Here’s a small section of the second part of Samuel Taylor Coleridge’s poem, ‘The Rime of the Ancient Mariner:’

The Sun now rose upon the right
Out of the sea came he,
Still hid in mist, and on the left
Went down into the sea.

And the good south wind still blew behind
But no sweet bird did follow,
Nor any day for food or play
Came to the mariners’ hollo!

And I had done a hellish thing,
And it would work ’em woe:
For all averred, I had killed the bird
That made the breeze to blow.
Ah wretch! said they, the bird to slay
That made the breeze to blow!

Now here’s that text translated through Haitian Creole – Catalan – German – Icelandic – Italian – Polish – Swedish – Dutch – and finally back to English:

As the sun rose on the right:
It came from the sea,
Hidden in the fog, and went
He fell into the sea.

Merry blew back
But no sweet bird
This is not a day to eat or play
Steig reached sailors!

I have something infernal
And she works AI:
In the case of claims, killed the bird
The airflow.
Oh misery! they said they could kill the bird
Burned wind!

Missing AWP

I teach a class on Thursday nights, which meant that by the time I could make it up to AWP this weekend, most of the conference would have already been over. So I’m home, wishing I were visiting with my writing friends and mentors in a city that actually has snow.

Instead, a blog tribute to a handful of them, since I’m in on a Friday night and reading their poems:

Bridget Talone – ‘Once, in your hair, there was a hand. It was the best barrette. Knuckled. A wealth of sandwich swords & no one in stabbing range.’

Erica Wright – ‘Sharks, you say, and they don’t blink in their fish tanks. No need to cover carnage when prey presses its face to the glass.’

Matthew Pennock – ‘We’re all waiting for something, Charlie Brown. The Great Pumpkin visits only the sincerest of patches, and we have not a shred of hypocrisy here.’

Timothy Donnelly – ‘The clouds part revealing the advocates of clouds, believers in people, ideas and things, the workers of the united fields of clouds, supporters of the wars to keep clouds safe, the devotees of heartfelt phrase and belief you can change with water over time.’

David Yezzi – ‘The water off these rocks is green and cold. The sandless coast takes the tide in its mouth, as a wolf brings down a deer or lifts its child.’

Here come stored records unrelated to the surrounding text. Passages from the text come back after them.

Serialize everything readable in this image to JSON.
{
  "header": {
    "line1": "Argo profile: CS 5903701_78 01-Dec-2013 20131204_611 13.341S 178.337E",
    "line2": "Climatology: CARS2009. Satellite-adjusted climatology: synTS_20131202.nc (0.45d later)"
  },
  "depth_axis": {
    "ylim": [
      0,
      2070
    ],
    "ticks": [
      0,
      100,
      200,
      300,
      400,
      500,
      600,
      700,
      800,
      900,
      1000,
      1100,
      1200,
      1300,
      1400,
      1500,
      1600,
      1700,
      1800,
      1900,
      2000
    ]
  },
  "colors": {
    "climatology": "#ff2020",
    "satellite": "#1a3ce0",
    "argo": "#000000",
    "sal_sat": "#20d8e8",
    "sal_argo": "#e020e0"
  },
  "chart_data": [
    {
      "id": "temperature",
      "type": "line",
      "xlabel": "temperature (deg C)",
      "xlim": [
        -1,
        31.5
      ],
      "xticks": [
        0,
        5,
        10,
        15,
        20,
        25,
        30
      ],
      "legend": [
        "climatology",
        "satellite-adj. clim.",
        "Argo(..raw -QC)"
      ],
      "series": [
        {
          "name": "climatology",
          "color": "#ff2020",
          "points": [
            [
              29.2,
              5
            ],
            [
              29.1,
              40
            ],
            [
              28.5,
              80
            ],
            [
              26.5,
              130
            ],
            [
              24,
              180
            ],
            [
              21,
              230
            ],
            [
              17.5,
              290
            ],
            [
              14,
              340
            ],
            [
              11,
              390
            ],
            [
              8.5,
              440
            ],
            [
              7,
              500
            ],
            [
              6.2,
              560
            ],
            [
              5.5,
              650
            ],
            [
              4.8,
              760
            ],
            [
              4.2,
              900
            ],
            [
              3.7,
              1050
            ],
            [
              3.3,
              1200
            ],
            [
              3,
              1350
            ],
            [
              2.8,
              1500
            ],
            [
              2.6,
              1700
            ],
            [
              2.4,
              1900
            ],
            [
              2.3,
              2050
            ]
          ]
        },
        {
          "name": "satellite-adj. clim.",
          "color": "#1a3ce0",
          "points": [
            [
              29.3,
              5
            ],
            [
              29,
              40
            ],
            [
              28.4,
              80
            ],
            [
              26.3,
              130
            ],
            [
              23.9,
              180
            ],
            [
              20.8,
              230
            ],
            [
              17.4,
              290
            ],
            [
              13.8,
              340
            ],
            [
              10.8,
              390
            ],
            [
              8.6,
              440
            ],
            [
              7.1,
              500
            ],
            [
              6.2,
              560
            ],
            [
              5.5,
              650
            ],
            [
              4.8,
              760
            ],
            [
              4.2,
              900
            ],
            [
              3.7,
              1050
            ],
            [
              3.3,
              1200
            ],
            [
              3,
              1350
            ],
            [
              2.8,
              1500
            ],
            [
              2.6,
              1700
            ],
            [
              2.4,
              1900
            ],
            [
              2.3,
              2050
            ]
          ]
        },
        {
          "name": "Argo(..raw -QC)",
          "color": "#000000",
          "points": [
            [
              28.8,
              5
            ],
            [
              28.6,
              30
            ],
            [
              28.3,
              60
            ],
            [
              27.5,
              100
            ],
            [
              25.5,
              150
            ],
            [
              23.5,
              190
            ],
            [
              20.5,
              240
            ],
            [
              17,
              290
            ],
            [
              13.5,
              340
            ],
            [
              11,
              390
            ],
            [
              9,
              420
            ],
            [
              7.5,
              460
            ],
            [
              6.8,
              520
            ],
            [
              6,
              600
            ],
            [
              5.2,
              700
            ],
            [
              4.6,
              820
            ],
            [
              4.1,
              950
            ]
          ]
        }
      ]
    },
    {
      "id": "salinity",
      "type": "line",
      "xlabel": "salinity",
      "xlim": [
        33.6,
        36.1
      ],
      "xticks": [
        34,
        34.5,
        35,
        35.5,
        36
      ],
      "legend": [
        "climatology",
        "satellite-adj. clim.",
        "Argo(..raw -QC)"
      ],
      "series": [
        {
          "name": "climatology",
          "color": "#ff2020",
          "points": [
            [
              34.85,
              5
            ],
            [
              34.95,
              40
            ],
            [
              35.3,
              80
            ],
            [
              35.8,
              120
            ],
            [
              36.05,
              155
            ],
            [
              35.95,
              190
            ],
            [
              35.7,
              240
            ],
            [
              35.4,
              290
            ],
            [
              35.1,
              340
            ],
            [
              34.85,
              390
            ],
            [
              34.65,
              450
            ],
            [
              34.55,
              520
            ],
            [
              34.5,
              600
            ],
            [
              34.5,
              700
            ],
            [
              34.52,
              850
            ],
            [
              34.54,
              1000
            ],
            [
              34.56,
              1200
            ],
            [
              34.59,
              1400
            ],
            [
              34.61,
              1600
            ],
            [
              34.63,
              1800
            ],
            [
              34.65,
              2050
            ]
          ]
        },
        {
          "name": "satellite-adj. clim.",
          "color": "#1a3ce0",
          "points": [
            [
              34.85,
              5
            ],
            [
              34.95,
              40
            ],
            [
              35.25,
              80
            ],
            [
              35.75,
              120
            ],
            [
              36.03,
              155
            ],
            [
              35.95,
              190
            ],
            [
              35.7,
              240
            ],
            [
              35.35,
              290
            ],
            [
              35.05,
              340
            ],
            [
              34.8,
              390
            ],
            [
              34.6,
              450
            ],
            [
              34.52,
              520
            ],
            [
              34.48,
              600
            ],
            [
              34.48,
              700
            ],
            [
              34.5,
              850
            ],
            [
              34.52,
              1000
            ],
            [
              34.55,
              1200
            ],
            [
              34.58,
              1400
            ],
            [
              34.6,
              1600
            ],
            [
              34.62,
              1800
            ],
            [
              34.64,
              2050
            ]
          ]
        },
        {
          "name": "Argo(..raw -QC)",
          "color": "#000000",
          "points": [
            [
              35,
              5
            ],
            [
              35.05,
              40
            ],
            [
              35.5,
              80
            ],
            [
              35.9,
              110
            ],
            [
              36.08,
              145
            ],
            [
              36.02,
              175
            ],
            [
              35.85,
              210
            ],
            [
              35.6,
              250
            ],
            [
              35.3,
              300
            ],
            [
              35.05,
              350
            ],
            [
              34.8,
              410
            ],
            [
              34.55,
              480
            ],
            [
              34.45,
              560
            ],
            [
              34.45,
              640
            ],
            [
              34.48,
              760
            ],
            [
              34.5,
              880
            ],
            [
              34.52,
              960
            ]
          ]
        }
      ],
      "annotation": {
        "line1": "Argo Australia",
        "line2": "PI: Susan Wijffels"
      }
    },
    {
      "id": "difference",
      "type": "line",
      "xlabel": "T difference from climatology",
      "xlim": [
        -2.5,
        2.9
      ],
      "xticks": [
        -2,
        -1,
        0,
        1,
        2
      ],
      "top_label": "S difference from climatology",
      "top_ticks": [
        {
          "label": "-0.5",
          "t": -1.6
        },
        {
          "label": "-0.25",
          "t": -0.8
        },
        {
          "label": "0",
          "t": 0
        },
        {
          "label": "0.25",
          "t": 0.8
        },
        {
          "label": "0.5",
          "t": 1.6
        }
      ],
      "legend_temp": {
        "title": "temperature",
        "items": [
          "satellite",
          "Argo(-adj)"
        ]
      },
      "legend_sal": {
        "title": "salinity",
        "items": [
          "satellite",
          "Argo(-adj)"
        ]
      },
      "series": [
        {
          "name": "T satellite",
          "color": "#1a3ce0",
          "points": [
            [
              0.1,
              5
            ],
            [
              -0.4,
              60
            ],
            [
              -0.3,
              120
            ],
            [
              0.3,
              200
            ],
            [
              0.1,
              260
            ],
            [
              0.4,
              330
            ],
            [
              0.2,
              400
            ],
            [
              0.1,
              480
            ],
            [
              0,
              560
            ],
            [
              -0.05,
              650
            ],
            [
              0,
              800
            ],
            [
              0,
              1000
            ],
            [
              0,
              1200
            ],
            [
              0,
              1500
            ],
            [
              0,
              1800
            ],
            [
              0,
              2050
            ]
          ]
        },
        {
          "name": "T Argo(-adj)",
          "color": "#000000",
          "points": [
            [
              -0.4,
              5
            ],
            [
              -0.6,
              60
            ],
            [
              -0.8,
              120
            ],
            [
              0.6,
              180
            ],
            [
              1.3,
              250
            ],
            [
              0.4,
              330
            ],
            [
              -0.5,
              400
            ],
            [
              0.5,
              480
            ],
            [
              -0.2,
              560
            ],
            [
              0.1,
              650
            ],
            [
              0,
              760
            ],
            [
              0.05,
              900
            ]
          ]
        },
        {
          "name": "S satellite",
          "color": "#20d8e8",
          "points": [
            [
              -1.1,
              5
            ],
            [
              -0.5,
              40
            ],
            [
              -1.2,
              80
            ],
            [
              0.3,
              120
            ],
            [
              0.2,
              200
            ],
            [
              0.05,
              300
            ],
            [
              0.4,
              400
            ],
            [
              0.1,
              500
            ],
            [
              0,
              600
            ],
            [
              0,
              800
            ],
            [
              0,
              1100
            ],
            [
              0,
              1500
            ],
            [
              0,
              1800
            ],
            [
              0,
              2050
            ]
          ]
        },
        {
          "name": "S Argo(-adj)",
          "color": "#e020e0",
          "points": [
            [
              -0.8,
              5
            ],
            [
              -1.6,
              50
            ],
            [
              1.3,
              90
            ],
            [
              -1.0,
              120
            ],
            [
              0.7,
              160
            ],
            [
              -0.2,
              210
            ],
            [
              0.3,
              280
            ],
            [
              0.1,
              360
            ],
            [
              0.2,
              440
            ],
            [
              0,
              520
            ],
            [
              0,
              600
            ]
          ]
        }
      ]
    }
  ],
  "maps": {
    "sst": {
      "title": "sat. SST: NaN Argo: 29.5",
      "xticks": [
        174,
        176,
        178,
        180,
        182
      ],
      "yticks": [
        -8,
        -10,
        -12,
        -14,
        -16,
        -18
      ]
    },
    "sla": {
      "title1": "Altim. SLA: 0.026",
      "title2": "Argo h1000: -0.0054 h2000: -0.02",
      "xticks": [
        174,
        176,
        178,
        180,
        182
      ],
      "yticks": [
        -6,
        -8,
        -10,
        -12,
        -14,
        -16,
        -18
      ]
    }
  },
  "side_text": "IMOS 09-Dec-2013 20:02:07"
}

Betsy Bonner – ‘Samos lay me down to sleep, thirty brown-stained fish in a yawning cove. Weary of waves, urchins and cigarette butts, the abandoned lighthouse couldn’t care less if we stay or go.’

Ricardo Maldonado – ‘On these ends, stout orioles corroded: skeletal tarps in a cardboard nocturama. Troupes congress and pound southward.’

Alexandra Wilder – ‘When we say aloud the word that destroys, that’s when you slow your old run-and-slump, hitch high your skirt like a bad apple in the hand.’

I have ignored – and therefore butchered – all the line breaks here, so you’ll just have to click through to get to what the poets actually intended.